When I lived in Ghana, I had a Honda 70. It was the demure moto, as the Ghanaians call motorcycles, for a woman who always wore a dress. My first year volunteers weren’t allowed motorcycles, but when that changed my second year, I bought one. My first trip, just after learning to ride it, was the hundred miles from Tamale where I bought the bike to Bolga where I lived. I loved that ride. It was a freedom I had never felt in a crowded lorry with every seat taken, people sitting in the middle on small stools and a few chickens and goats along for the ride. That moto gave me the freedom to take back roads leading to the small villages which ringed Bolga. I always brought a canister of extra gas. My friends and I would usually go together; Bill took the baby Kevin safely tied in a backpack and I took Peg his wife on the back of my bike. We’d often bring lunch and stop for a picnic. Those were fun days as we found ourselves in amazing places. Once some guys hauled our bikes across a small pond and we sat by a village watering hole to have lunch. Small boys stood around and watched us. The guys at the pond waited for us to finish as we had given them half a cedi for one way and told them we’d give them the other half if they waited to take the bikes back. That was a lot of money in those days. Another time we went to Tongo. We had brought a small charcoal burner and hot dogs that came in a can to cook almost like at a real barbecue. We set up the burner on a rock. A bit later a man came and yelled at us in FraFra. The small boys in school uniforms who had been standing around and watching us translated. The man wanted money to appease the gods on whose rock we had rested the burner, but the rock had bird poop on it so we didn’t buy his story figuring it was another scam for money. His response was something along the lines of  misfortunes would follow us, but that too we ignored. We finished and packed up to leave. Not far from the rock, Bill’s bike stopped suddenly for no reason. We looked at each other wondering, but Bill’s bike restarted with no problem. We were just glad the old man hadn’t seen it.

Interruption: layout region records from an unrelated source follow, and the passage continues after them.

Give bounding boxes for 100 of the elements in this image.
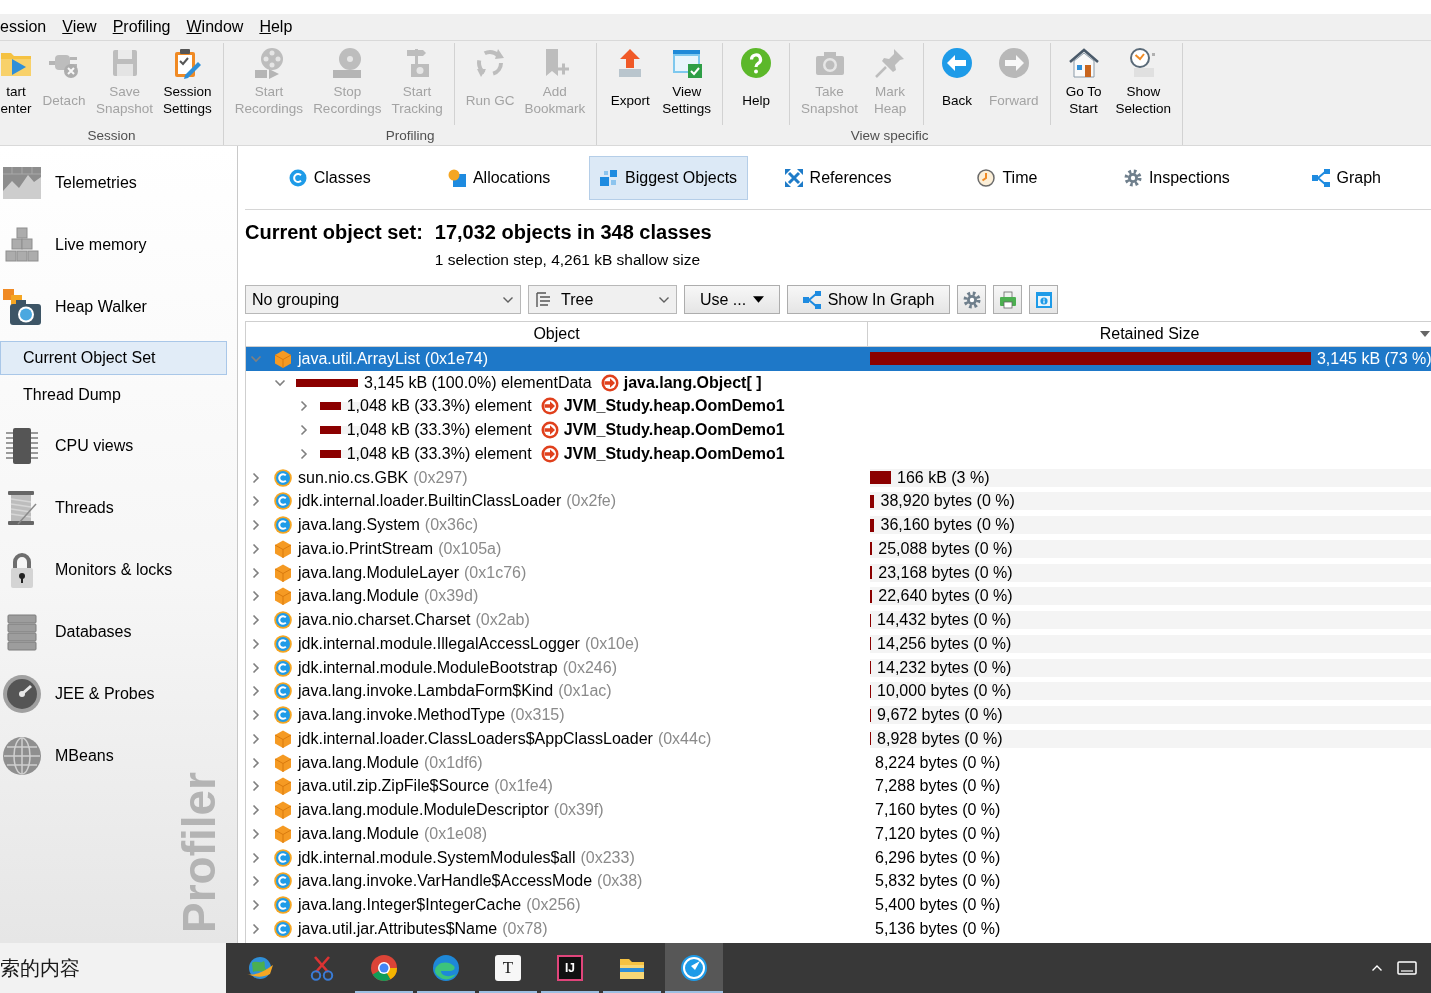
tab[interactable]: References <box>773 155 903 200</box>
chevron-right-icon[interactable] <box>250 637 262 650</box>
chevron-right-icon[interactable] <box>250 875 262 888</box>
printer-icon <box>998 290 1017 309</box>
group-label: Profiling <box>384 127 436 145</box>
object-address: (0x256) <box>526 896 581 915</box>
chevron-right-icon[interactable] <box>250 732 262 745</box>
info-button[interactable] <box>1029 285 1058 314</box>
sidebar-item[interactable]: Monitors & locks <box>0 539 182 601</box>
chevron-right-icon[interactable] <box>250 851 262 864</box>
tab[interactable]: Classes <box>277 155 382 200</box>
grouping-dropdown[interactable]: No grouping <box>245 285 521 314</box>
chevron-right-icon[interactable] <box>250 614 262 627</box>
class-icon <box>274 896 292 915</box>
sidebar-item[interactable]: Live memory <box>0 214 156 276</box>
sidebar-item[interactable]: JEE & Probes <box>0 663 164 725</box>
menu-item[interactable]: Profiling <box>112 17 171 37</box>
toolbar-button[interactable]: Help <box>729 43 784 123</box>
taskbar-button[interactable] <box>665 943 723 993</box>
chevron-right-icon[interactable] <box>298 447 310 460</box>
tab[interactable]: Time <box>966 155 1049 200</box>
chevron-right-icon[interactable] <box>250 471 262 484</box>
retained-size: 22,640 bytes (0 %) <box>878 587 1013 606</box>
show-in-graph-button[interactable]: Show In Graph <box>787 285 950 314</box>
printer-button[interactable] <box>993 285 1022 314</box>
chevron-right-icon[interactable] <box>298 400 310 413</box>
sidebar-item[interactable]: Heap Walker <box>0 276 156 338</box>
cross-arrows-icon <box>784 168 803 187</box>
toolbar-button[interactable]: View Settings <box>657 43 717 123</box>
toolbar-button[interactable]: Go To Start <box>1056 43 1111 123</box>
class-name: java.lang.System <box>298 516 420 535</box>
chevron-right-icon[interactable] <box>250 899 262 912</box>
chevron-right-icon[interactable] <box>250 804 262 817</box>
retained-size: 7,288 bytes (0 %) <box>875 777 1001 796</box>
sidebar-subitem[interactable]: Thread Dump <box>0 378 227 412</box>
brand-text: Profiler <box>176 771 222 933</box>
sidebar-item[interactable]: Databases <box>0 601 141 663</box>
toolbar-button[interactable]: Show Selection <box>1110 43 1177 123</box>
selected-row[interactable]: java.util.ArrayList (0x1e74) 3,145 kB (73 %) <box>246 347 1431 371</box>
tab[interactable]: Inspections <box>1112 155 1241 200</box>
chevron-right-icon[interactable] <box>298 424 310 437</box>
column-header[interactable]: Retained Size <box>867 322 1431 346</box>
taskbar-button[interactable]: IJ <box>541 943 599 993</box>
tab[interactable]: Biggest Objects <box>589 155 749 200</box>
menu-item[interactable]: ession <box>0 17 47 37</box>
sidebar-item[interactable]: Threads <box>0 477 123 539</box>
tab[interactable]: Graph <box>1300 155 1392 200</box>
chevron-right-icon[interactable] <box>250 780 262 793</box>
reel-icon <box>331 47 364 79</box>
object-address: (0x10e) <box>584 634 640 653</box>
toolbar-button[interactable]: Session Settings <box>158 43 217 123</box>
sidebar-item[interactable]: MBeans <box>0 725 123 787</box>
chevron-right-icon[interactable] <box>250 495 262 508</box>
settings-button[interactable] <box>957 285 986 314</box>
retained-size: 7,160 bytes (0 %) <box>875 801 1001 820</box>
toolbar-button[interactable]: tart enter <box>0 43 37 123</box>
chevron-right-icon[interactable] <box>250 661 262 674</box>
caret-down-icon <box>753 296 765 303</box>
menu-item[interactable]: Window <box>186 17 244 37</box>
chevron-right-icon[interactable] <box>250 709 262 722</box>
chevron-right-icon[interactable] <box>250 566 262 579</box>
object-address: (0x1e08) <box>423 824 488 843</box>
use-menu-button[interactable]: Use ... <box>684 285 780 314</box>
summary-title: Current object set: <box>245 221 423 244</box>
menu-item[interactable]: Help <box>259 17 293 37</box>
class-icon <box>274 919 292 938</box>
chevron-right-icon[interactable] <box>250 590 262 603</box>
object-address: (0x1ac) <box>558 682 612 701</box>
sidebar-item[interactable]: CPU views <box>0 415 143 477</box>
toolbar-button[interactable]: Back <box>930 43 985 123</box>
globe-icon <box>246 954 274 982</box>
target-class: JVM_Study.heap.OomDemo1 <box>563 444 785 463</box>
class-icon <box>274 682 292 701</box>
menu-item[interactable]: View <box>62 17 97 37</box>
cube-icon <box>274 729 292 748</box>
object-address: (0x1e74) <box>424 349 488 368</box>
class-icon <box>274 658 292 677</box>
group-label: View specific <box>849 127 930 145</box>
target-class: JVM_Study.heap.OomDemo1 <box>563 397 785 416</box>
taskbar-button[interactable]: T <box>479 943 537 993</box>
object-address: (0x105a) <box>438 539 502 558</box>
chevron-right-icon[interactable] <box>250 685 262 698</box>
screen-icon[interactable] <box>1397 960 1417 976</box>
toolbar-button[interactable]: Export <box>603 43 658 123</box>
chevron-right-icon[interactable] <box>250 922 262 935</box>
chevron-right-icon[interactable] <box>250 827 262 840</box>
class-name: jdk.internal.loader.BuiltinClassLoader <box>298 492 562 511</box>
object-address: (0x2fe) <box>566 492 617 511</box>
sidebar-item[interactable]: Telemetries <box>0 152 146 214</box>
tab[interactable]: Allocations <box>436 155 562 200</box>
chevron-right-icon[interactable] <box>250 542 262 555</box>
class-name: java.io.PrintStream <box>298 539 434 558</box>
chevron-right-icon[interactable] <box>250 519 262 532</box>
class-name: java.lang.module.ModuleDescriptor <box>298 801 549 820</box>
view-dropdown[interactable]: Tree <box>528 285 677 314</box>
cube-icon <box>274 801 292 820</box>
search-field[interactable]: 索的内容 <box>0 943 226 993</box>
chevron-right-icon[interactable] <box>250 756 262 769</box>
sidebar-subitem[interactable]: Current Object Set <box>0 341 227 375</box>
object-address: (0x39d) <box>423 587 479 606</box>
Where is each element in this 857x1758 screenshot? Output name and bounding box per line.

“Old hippies don’t die, they just lie low until the laughter stops and their time comes round again.”

April 26, 2010

The day is rainy, just as predicted. The birds seem especially noisy this morning. I can hear their raucous calls through the closed windows. I suspect the blue jays are responsible for all the noise.

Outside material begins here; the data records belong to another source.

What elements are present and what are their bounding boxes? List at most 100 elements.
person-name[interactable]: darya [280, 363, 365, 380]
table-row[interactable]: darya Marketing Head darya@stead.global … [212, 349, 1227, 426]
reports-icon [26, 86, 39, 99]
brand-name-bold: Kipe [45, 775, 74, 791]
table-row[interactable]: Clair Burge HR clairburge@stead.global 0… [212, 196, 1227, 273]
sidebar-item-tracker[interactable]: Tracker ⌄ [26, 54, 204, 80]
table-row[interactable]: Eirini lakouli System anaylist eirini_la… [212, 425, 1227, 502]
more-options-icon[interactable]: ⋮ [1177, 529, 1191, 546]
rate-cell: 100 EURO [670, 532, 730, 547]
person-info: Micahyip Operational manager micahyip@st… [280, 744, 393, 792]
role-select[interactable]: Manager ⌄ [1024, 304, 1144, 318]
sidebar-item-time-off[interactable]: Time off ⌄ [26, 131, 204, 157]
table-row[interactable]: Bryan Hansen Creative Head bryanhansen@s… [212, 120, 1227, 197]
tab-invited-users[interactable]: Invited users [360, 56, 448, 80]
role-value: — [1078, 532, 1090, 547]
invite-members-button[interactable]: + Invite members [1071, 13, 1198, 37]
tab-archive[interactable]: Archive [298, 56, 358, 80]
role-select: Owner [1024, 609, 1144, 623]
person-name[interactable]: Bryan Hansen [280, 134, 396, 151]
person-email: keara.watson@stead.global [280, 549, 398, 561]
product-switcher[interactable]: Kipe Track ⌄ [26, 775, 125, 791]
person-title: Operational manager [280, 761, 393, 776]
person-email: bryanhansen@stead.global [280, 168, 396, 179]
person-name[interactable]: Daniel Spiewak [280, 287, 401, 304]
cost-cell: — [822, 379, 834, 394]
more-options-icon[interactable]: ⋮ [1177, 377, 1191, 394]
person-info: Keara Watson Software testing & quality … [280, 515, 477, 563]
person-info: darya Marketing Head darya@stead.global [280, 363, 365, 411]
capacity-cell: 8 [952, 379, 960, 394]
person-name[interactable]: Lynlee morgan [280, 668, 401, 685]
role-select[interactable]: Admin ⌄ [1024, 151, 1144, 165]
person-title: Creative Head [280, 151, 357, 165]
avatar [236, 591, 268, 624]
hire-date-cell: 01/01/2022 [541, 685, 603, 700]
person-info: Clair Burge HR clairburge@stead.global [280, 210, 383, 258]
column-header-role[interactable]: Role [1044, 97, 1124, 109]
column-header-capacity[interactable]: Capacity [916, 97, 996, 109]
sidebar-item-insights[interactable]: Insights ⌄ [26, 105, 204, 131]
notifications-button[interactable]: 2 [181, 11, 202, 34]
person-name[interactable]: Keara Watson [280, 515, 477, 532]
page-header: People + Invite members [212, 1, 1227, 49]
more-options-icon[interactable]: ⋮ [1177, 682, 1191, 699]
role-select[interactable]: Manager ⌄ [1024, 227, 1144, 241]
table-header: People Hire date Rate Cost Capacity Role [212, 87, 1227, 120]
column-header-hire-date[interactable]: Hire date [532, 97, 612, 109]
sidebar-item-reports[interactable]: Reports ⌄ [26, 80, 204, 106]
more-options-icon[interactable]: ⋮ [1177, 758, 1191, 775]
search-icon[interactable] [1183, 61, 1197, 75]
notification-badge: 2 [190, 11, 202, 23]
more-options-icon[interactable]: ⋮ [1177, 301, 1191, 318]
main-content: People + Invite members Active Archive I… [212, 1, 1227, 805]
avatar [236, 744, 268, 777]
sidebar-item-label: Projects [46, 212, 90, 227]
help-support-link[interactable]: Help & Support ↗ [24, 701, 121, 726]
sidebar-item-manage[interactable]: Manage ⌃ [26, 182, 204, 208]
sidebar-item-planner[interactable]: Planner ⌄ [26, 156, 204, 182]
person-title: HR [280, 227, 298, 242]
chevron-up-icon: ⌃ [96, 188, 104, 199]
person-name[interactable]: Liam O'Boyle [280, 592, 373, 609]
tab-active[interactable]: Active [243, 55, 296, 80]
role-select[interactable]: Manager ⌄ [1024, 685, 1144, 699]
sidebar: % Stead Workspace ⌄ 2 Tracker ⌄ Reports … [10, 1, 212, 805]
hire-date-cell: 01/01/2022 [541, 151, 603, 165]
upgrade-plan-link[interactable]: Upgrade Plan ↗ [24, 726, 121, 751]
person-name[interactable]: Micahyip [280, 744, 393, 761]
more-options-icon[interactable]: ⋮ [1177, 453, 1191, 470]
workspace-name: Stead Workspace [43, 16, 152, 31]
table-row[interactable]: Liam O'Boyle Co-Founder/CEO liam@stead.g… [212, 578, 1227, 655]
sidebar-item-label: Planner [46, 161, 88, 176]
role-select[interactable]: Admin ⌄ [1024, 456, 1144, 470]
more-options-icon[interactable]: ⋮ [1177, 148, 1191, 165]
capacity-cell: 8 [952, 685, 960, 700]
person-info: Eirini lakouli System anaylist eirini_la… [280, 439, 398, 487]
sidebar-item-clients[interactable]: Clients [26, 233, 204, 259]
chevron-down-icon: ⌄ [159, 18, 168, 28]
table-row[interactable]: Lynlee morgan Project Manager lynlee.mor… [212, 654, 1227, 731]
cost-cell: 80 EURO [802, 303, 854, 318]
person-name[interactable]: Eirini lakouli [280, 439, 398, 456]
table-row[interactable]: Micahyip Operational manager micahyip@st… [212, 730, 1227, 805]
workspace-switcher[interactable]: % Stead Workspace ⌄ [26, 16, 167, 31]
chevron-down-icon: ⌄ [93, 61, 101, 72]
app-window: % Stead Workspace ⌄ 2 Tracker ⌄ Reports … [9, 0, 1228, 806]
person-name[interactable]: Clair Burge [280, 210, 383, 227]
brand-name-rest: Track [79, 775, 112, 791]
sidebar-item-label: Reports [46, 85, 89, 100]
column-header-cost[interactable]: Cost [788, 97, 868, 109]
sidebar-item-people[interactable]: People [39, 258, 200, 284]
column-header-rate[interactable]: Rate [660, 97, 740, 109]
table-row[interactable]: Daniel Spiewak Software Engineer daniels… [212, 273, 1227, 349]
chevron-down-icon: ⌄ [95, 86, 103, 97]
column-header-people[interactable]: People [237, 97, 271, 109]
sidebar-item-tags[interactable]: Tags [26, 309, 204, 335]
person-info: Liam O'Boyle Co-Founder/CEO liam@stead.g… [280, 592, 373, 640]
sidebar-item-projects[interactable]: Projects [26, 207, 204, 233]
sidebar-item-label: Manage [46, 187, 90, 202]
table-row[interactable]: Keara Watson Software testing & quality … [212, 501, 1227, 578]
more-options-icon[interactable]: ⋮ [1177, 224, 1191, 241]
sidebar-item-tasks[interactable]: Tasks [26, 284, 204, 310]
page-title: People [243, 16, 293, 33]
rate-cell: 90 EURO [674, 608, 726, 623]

I need to score some weed, some Mary Jane, some grass. I’m late to the party. I read in the paper a while back how the use of illicit drugs among baby boomers 50-59 rose 63% from 2002 to 2005. People are rediscovering it, for its medicinal purposes of course. This morning I read an article entitled “Vroomer Boomers” which said the average age of motorcyclists is on the rise. After I finish here, I’m going through the boxes in my cellar to find my ponchos, my fringed shirts, head bands and beads. They can’t be far behind.

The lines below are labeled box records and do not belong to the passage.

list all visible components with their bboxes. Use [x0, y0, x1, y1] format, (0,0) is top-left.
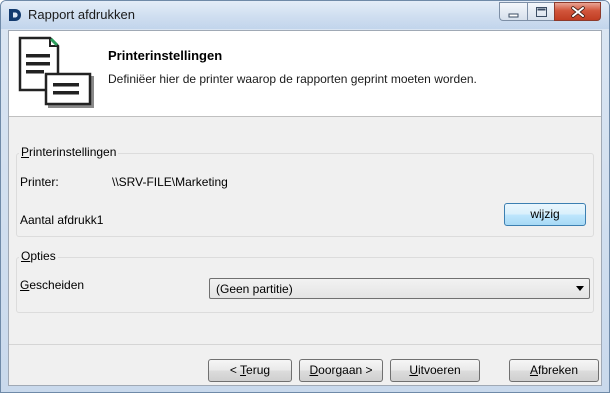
page-description: Definiëer hier de printer waarop de rapp…	[108, 72, 477, 86]
app-logo-icon	[9, 9, 21, 21]
header-divider	[9, 116, 601, 117]
split-label: Gescheiden	[20, 278, 85, 292]
page-title: Printerinstellingen	[108, 48, 223, 63]
cancel-button[interactable]: Afbreken	[509, 359, 599, 382]
document-printer-icon	[12, 34, 98, 114]
dialog-client-area: Printerinstellingen Definiëer hier de pr…	[8, 30, 602, 386]
copies-label: Aantal afdrukk1	[20, 213, 104, 227]
wizard-header: Printerinstellingen Definiëer hier de pr…	[9, 31, 601, 116]
maximize-button[interactable]	[527, 2, 554, 21]
maximize-icon	[536, 7, 547, 17]
run-button[interactable]: Uitvoeren	[390, 359, 480, 382]
printer-settings-legend: Printerinstellingen	[19, 145, 119, 159]
minimize-icon	[508, 13, 519, 18]
split-select[interactable]: (Geen partitie)	[209, 278, 590, 299]
options-legend: Opties	[19, 249, 58, 263]
close-button[interactable]	[554, 2, 601, 21]
chevron-down-icon	[576, 286, 584, 291]
footer-divider	[9, 344, 601, 345]
dialog-window: Rapport afdrukken Printerinstellingen De…	[0, 0, 610, 393]
close-icon	[571, 6, 585, 18]
next-button[interactable]: Doorgaan >	[299, 359, 383, 382]
back-button[interactable]: < Terug	[208, 359, 292, 382]
split-select-value: (Geen partitie)	[216, 282, 293, 296]
printer-label: Printer:	[20, 175, 59, 189]
change-printer-button[interactable]: wijzig	[504, 203, 586, 226]
title-bar[interactable]: Rapport afdrukken	[1, 1, 609, 29]
minimize-button[interactable]	[499, 2, 527, 21]
printer-value: \\SRV-FILE\Marketing	[112, 175, 228, 189]
window-title: Rapport afdrukken	[28, 7, 135, 22]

Today’s article reminded of my Wild One days, not my Easy Rider days as I missed that movie. In Ghana, I had a motorcycle. It was small, a Honda 90, and modest as we had to wear dresses all the time. I learned the gears and the brake when I bought the moto, as they called it in Ghana, and then rode it over 100 miles from Tamale to Bolga. It was exhilarating. I loved the road and the wind on my face. The bugs were not so welcome. I learned to be exhilarated without smiling. A few inhaled bugs and a choke or two taught me that lesson. I rode along singing out loud to pass the time. I figure a few villagers told stories later about the crazy batura on the moto. It took hours to get home though I went as fast as I dared. The road was a good one, paved all the way. It was called the road to Bolga and it went straight there so I never worried about getting lost. I stopped for a warm coke at a store along the road and to stretch my legs. When I got to the school gate, I honked so the gateman would let me in. He smiled a toothless grin and pointed to my bike. I smiled back and nodded.

I only had one injury from my motorcycle, a round burn on my lower leg. As I was standing and waiting for goats to pass, they turned and ran into me. I dropped the bike out of surprise and burned my leg on the exhaust pipe.